Story reading podcast

LeVar Burton Reads was a podcast hosted by LeVar Burton, where he read a piece of short fiction and shared his thoughts on it. Following its launch in 2017, it won numerous awards and received favorable reviews.

== Description ==
Burton is well-known for his acting career, which included Roots and Star Trek: The Next Generation, and also for hosting Reading Rainbow, a long-running children’s television show on PBS. In reviews, LeVar Burton Reads has been described as “Reading Rainbow for adults.”

In each 30-45-minute episode, Burton reads a short work of fiction. Music and sound design are added to create a full sensory experience. “What audio storytelling does is it engages the listener in a way that visual storytelling does not. You are creating the visuals for yourself, and because of that additional level of personal investment, it’s enjoyable on a different level,” Burton told The Verge.

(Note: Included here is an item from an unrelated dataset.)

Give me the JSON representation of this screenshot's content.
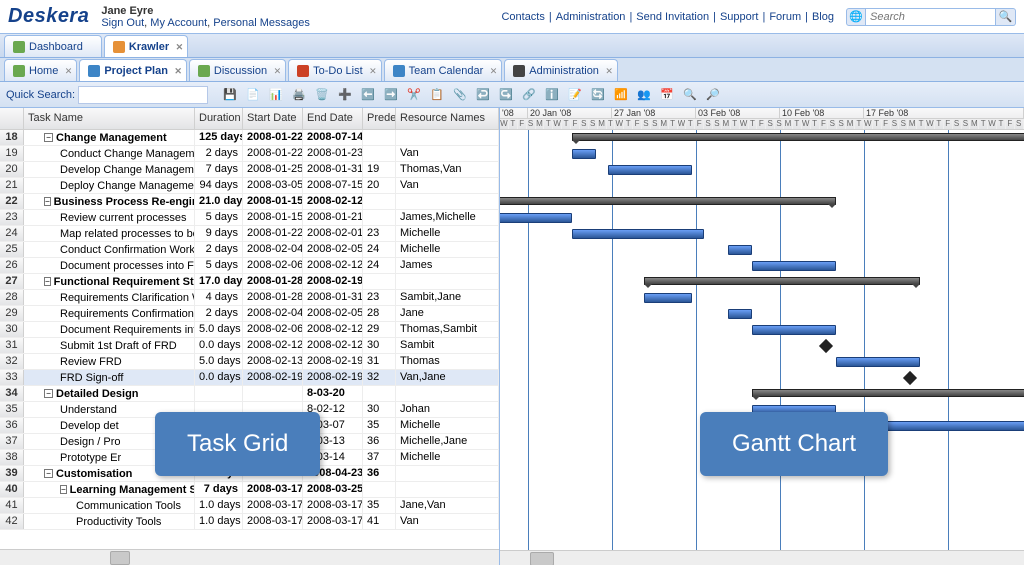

Burton and his producer choose all the stories based on personal taste. “The primary consideration for a story to be selected is that I love it,” he told Los Angeles. The show has included works by Stephen King, Toni Morrison, Kurt Vonnegut, Octavia Butler, Neil Gaiman, Joan Aiken, Haruki Murakami, Nnedi Okorafor, John Chu, and Oscar Casares, among others.

The podcast concluded on May 6, 2024, with Burton reading "The Toynbee Convector" by Ray Bradbury as his final selection. After sharing his thoughts on the story, Burton delivered a farewell message encouraging listeners to "keep reading, keep expanding, keep living in your imaginations; that is the fuel that is going to power the commitment necessary to dream big and change the world."

In 2025, Wil Wheaton released his own similar podcast titled It's Storytime with Wil Wheaton after asking for and obtaining Burton's blessing.

== Reception ==
LeVar Burton Reads has been well received by USA Today, The New Yorker, The Washington Post, The Verge, NPR, Los Angeles and many other publications.

The show has won multiple industry awards, including the 2023 and 2024 Webby Award for Best Art and Culture Podcast, the 2023 NAACP Image Award for Outstanding Podcast and the 2020 Ignyte Award for Best Fiction Podcast. His 5-word Webby acceptance speech for his 2023 Webby Award was, “Be a better person. Read.”